The forthcoming “new plan for immigration” legislation amounts to the most significant overhaul of the system in decades and means people who have travelled through a “safe country” such as France or Belgium to reach Britain will not be admitted into the UK system.
For the first time the way people entered the UK – either through legal or irregular means – will have an impact on how their claim progresses.
The UN’s refugee agency has demanded a rethink of the plans.
The UNHCR acknowledged the UK’s right to control its borders, and the need for improvements in the system.
But this “must remain consistent with the right to seek and enjoy asylum”.
The agency warned that expecting refugees to seek asylum in the first safe country would overwhelm gateway countries and see the UK “turn its back” on commitments made at UN General Assembly, and through the Global Compact on Refugees.
“We’re ready to work with the UK on alternative reforms,” a spokesman said.
Enver Solomon, chief executive of the Refugee Council, condemned the “cruel and unfair approach”.
“Providing protection for people uprooted by war and conflict and in need of safety, regardless of how they manage to reach our shores, is a hugely important part of who we are as a nation,” Mr Solomon said.
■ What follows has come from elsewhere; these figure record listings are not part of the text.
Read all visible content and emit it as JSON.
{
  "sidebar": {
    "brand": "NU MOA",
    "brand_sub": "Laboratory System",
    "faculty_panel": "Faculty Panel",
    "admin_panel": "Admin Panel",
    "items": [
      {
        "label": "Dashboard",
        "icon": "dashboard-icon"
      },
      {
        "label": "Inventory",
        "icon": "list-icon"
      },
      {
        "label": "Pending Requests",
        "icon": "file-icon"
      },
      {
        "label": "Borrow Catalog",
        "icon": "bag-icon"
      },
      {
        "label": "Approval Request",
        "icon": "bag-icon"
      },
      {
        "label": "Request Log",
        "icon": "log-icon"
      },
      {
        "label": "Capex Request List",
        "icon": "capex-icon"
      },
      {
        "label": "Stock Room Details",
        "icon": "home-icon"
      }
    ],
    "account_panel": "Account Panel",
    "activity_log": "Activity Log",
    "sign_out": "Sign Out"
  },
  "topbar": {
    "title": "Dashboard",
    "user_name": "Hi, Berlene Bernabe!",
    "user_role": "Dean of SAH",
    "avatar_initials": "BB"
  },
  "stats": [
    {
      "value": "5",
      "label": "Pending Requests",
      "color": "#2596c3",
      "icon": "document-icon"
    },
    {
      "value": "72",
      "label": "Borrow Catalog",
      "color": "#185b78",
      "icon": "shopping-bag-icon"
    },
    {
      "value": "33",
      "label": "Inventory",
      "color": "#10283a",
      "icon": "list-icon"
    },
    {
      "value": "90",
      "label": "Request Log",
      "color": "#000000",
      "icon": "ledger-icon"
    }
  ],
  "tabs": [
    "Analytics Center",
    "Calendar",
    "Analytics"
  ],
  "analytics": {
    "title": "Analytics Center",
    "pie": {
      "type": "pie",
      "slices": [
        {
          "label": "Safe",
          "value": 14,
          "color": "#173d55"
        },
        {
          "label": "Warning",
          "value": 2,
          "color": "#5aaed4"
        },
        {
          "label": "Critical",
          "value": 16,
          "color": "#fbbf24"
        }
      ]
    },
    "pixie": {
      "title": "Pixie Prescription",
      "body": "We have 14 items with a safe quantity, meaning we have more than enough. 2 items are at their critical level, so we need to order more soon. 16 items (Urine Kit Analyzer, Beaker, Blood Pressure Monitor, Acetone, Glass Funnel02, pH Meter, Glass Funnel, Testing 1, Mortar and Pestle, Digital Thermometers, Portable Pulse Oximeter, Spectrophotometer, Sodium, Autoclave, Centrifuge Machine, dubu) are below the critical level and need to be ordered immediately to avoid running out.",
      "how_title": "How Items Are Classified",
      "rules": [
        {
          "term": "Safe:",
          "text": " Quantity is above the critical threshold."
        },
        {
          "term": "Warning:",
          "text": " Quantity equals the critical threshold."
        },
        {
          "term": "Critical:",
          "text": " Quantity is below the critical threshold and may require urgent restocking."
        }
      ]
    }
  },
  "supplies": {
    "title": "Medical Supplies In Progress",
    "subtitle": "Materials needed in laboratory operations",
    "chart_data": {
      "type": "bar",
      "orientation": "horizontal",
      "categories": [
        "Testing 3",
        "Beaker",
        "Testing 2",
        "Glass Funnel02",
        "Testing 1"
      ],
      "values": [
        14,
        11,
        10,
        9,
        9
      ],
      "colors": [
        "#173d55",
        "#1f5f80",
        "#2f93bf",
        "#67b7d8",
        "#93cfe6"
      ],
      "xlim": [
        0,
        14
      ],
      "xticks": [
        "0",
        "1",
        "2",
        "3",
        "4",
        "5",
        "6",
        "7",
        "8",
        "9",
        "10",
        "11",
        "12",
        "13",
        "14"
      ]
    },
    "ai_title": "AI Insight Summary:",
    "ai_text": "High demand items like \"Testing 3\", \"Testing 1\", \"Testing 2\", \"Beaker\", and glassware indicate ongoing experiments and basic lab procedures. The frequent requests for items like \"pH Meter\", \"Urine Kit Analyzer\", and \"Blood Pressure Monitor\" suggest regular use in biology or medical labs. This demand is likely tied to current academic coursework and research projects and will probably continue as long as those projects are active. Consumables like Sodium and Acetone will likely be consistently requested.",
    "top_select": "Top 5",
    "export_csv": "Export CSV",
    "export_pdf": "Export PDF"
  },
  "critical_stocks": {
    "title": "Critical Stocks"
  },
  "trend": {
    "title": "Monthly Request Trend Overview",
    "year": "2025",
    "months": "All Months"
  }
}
“We have a long tradition of providing protection for people who have gone on to become proud British citizens, contributing as doctors, nurses and entrepreneurs to our communities.
“Through its new immigration bill, this government is seeking to undermine this vital commitment by unjustly differentiating between refugees based on how they arrived here.”
Liberal Democrat leader Sir Ed Davey said the “cruel asylum plans” would stop people fleeing persecution from seeking sanctuary in the UK.
Green MP Caroline Lucas said: “Targeting desperate people who are putting their lives at risk in the hope of finding sanctuary shows how low this Government is prepared to stoop.”
The Government said the current asylum system was costing taxpayers more than £1 billion a year and in 2019 around 62% of asylum claimants to the UK had entered the country illegally.
The promised legislation is aimed at deterring illegal entry and “breaking the business model of criminal trafficking networks”.
The new laws would make it easier to remove people with no right to be in the UK.
Officials said the plan would increase the “fairness and efficacy” of the system to “better protect and support those in genuine need of asylum”.